While 1) may look like a better approach I see it as very problematic in practice. That's why I decided to go with the 2).
Please note loops vectorized before will remain vectorized after the change in the same way. Only short trip count loops not vectorized before may potentially get vectorized (if proved profitable by cost model). Thus the change has pretty narrow scope and is not expected to have wide performance impact (neither positive nor negative).

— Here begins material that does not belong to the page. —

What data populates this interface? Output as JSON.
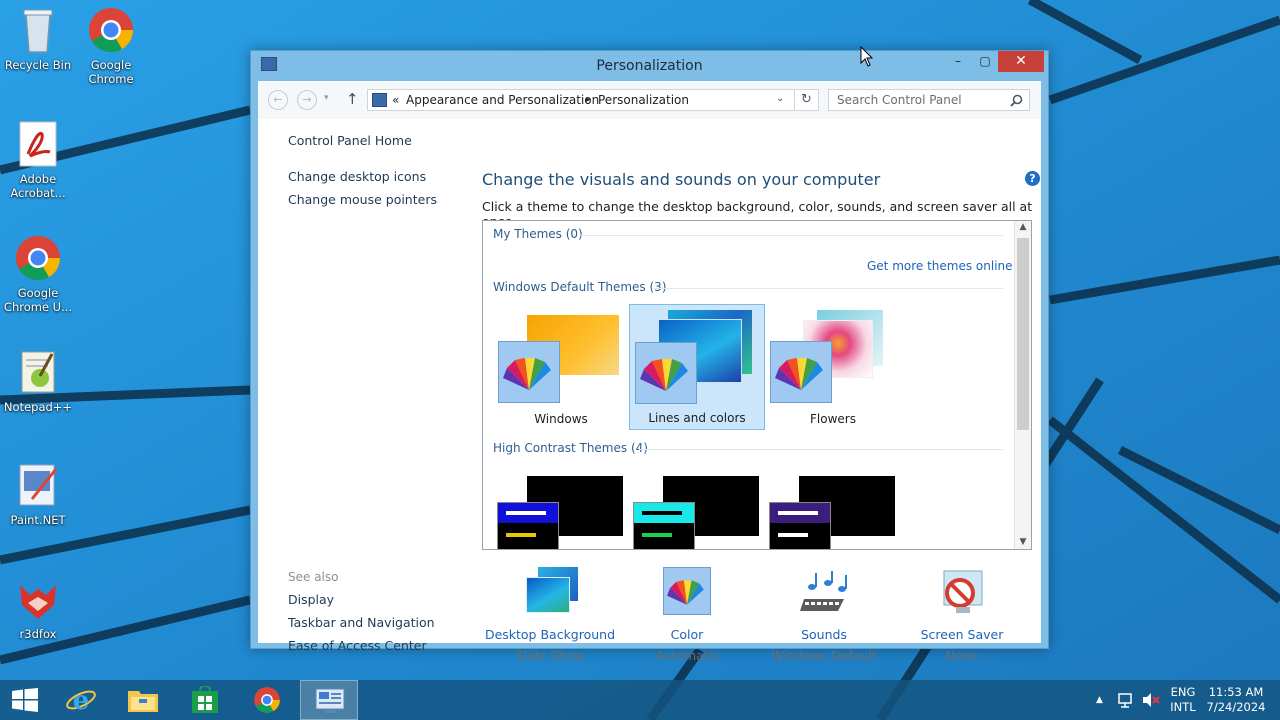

Main motivation for the change is performance gain on a benchmark which is based on publicly available math library for linear algebra (https://github.com/fommil/netlib-java). The following simple loop over DSPR method from Netlib shows +55% gain on Intel(R) Xeon(R) CPU E5-2630 v4 @ 2.20GHz:
for (int i = 0; i < 1000; i++) {
blas.dspr("l", 9, 1.0, vectorD, 1, result);
}
I measured performance impact on llvm test-suite but I don't know how to read the results. I ran original and patched compilers 3 times each and results are unstable. Even for consequent runs of original compiler I observe +100/-100% variation. This is a special machine dedicated for performance testing and no other applications were running.
Besides I evaluated performance on SpecJVM98, Dacapo9.12 and Netlib . All measurements were performed on OS:Linux, CPU: Intel(R) Xeon(R) CPU E5-2630 v4 @ 2.20GHz. No performance changes detected. I can share numbers if anyone wants to see them.
Note the feature is disabled by default for now. It is going to be enabled downstream first to give it extensive testing on wider range of real world applications.
I think that "forced" check should be done before this, and if it is forced, no further checks needed. With that, conrol flow within if branches should simplify a lot.